The US Securities and Exchange Commission has made it its mission to target various cryptocurrency platforms, albeit with questionable success so far.
Next on the list is the NFT platform OpenSea, whose CEO went on to X to express the team’s disappointment in the regulator’s move.
Devin Finzer, OpenSea’s chief exec, tweeted that the company he runs is the latest to receive a Wells Notice from the SEC, which indicated that non-fungible tokens available to buy or sell on the platform could be unregistered securities.
“We’re shocked the SEC would make such a sweeping move against creators and artists. But we’re ready to stand up and fight. By targeting NFTs, the SEC would stifle innovation on an even broader scale: hundreds of thousands of online artists and creatives are at risk, and many do not have the resources to defend themselves.”

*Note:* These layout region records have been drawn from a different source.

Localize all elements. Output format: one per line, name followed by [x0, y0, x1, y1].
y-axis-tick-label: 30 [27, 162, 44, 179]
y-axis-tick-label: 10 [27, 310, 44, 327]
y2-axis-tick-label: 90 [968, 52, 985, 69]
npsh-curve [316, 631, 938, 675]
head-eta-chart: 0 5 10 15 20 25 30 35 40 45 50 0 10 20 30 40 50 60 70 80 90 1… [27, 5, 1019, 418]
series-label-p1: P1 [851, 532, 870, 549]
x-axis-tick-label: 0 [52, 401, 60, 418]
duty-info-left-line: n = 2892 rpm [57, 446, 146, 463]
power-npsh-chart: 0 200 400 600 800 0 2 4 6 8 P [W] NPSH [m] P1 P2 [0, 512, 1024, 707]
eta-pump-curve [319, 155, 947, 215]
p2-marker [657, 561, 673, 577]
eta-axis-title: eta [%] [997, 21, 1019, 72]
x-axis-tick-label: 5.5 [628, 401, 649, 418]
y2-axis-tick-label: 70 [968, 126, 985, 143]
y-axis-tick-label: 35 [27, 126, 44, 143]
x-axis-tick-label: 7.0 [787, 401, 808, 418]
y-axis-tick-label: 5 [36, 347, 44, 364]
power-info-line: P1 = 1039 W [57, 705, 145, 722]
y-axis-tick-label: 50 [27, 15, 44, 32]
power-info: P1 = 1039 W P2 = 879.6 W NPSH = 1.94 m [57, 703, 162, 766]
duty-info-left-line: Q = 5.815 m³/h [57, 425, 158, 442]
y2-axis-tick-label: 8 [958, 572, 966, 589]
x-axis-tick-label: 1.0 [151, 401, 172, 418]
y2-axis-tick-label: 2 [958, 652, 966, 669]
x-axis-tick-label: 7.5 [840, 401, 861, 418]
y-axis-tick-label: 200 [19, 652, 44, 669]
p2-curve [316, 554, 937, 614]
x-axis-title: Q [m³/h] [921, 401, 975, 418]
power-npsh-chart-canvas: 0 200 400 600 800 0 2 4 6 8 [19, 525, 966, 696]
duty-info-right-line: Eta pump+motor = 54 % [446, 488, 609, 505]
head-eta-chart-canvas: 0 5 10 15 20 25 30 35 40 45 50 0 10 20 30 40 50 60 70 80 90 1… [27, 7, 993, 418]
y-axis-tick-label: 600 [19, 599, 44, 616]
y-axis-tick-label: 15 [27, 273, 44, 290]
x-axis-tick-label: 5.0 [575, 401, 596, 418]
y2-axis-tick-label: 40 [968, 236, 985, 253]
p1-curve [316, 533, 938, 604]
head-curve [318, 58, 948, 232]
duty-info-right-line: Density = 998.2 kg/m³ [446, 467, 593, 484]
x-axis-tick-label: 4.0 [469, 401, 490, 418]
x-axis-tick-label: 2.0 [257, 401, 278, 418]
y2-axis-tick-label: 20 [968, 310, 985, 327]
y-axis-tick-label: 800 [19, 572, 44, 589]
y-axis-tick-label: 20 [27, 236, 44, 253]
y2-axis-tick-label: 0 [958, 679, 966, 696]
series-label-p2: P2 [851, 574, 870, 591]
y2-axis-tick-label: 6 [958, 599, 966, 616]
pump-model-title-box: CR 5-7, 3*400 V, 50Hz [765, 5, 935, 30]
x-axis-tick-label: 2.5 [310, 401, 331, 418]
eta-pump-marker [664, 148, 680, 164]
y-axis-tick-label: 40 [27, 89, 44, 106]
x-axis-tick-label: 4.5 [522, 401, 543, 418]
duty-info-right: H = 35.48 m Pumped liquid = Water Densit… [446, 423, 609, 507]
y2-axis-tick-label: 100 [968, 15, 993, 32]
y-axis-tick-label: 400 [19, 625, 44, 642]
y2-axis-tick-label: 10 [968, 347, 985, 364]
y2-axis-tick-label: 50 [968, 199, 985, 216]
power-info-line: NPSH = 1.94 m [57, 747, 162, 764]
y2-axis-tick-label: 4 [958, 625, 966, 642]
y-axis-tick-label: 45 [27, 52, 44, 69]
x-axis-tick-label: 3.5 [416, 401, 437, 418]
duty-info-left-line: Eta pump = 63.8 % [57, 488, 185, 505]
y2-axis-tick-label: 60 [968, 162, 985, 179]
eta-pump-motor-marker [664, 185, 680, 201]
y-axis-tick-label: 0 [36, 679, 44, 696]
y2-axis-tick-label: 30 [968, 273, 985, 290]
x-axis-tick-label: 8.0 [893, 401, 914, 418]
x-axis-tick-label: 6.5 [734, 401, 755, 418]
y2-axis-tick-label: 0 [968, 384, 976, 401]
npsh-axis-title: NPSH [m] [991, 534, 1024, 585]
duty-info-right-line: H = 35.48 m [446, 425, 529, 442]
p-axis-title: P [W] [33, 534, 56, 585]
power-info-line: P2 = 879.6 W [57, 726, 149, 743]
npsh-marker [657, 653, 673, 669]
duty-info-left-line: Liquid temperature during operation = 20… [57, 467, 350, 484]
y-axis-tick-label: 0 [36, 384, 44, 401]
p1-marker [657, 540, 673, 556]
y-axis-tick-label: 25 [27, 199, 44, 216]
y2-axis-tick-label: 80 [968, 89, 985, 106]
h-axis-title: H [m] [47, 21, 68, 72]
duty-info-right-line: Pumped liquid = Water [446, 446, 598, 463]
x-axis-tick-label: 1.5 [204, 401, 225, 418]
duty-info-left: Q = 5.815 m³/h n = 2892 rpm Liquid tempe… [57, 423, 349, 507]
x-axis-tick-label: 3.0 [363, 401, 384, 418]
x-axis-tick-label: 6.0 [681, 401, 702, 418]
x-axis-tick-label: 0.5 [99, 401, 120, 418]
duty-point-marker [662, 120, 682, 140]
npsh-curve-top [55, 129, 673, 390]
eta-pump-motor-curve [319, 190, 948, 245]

He described NFTs as “creative goods,” such as art, collectibles, event tickets, and others, which should not fall under the same category as securities like collateralized debt obligations and some crypto assets.
Finzer outlined a few artists that had filed lawsuits against the agency, which, according to him, “describes their fear that the sale of their art and music could be deemed unregistered securities offerings.”
Additionally, OpenSea’s CEO said his team will pledge $5 million to “help cover legal fees for NFT creators and devs that receive a Wells Notice.”
Some of the crypto companies that were targeted by the SEC include Ripple, Coinbase, Binance, Uniswap, Kraken, and Consensys.